Политолог Илья Гращенков пишет:
«Сам по себе Пригожин был скорее политическим, чем военным проектом. Просто эта энергия не должна была перекинуться на Россию, так как задача несуществующей ЧВК всегда лежала вовне. Поворотным моментом стал допуск «Вагнера» в российские тюрьмы при личной агитации ее владельца, который из серого кардинала и фронтмена для реальных основателей, превратился в политика.

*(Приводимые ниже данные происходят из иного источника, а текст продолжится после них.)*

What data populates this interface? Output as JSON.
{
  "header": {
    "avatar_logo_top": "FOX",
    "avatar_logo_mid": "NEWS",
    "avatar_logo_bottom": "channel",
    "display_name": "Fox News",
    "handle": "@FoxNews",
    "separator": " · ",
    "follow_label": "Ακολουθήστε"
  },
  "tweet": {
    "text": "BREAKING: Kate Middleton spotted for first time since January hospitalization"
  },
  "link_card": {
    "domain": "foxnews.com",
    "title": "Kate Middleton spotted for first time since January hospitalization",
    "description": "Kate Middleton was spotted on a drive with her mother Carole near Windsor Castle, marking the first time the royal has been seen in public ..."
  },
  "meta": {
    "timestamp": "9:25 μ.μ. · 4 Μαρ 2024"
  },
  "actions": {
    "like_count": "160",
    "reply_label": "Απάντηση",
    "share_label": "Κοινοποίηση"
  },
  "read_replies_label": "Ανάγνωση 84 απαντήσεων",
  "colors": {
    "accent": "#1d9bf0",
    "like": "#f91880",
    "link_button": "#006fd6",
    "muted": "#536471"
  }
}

Проблема недостройки государственности часто порождает вакуум на месте отсутствия или утраты каких-то институтов. «Вагнер» идеально заместил собой такое уникальное явление, как «красная армия», т.е. народное ополчение, которое имея финансовую и амнистирующую <…> подпитку, постепенно формировало еще и политический запрос на особый вид справедливости. Смерть в обмен на свободу <…>. Кстати, Пригожин во много даже напоминал Троцкого, легендарного основателя красноармейской машины победы. <…>.
У Пригожина была своя медиа империя, сотни телеграмм-каналов <…>. Пригожин понемногу сам стал пиарщиком и политтехнологом, как «политическое животное», остро чувствовавший аудиторию и обладавший хорошими актерскими качествами. Похоже, что он так вжился в этот образ правдоруба, что постепенно стал проецировать его на реальность, чувствуя некое моральное превосходство над «коллегами» из числа реальных элит, забронзовевших, косноязычных, серых, но при этом официальных, в отличии от него – уголовника-кондотьера. Так что «марш справедливости», который вагнеровцы так хотели довести до Рублевки, во многом мог быть и сатисфакцией самого Пригожина, непризнанного генерала серых зон.
Запрос на Пригожина формировался и «снизу» на земле. Его формат радикальной справедливости оказался востребован некоторой частью населения, которая восприняла его как санкционированный формат контрэлитного политика. <…>. В результате штыки ЧВК стали казаться не только орудием внешней экспансии, но и возможным политическим инструментом. Марш на Москву, разумеется, стал наглядной демонстрацией этих рисков.
<…> можно сказать точно, что феномен Пригожина сильно разморозил внутреннюю политику в стране, контуры которой будут заново складываться перед 2026 годом».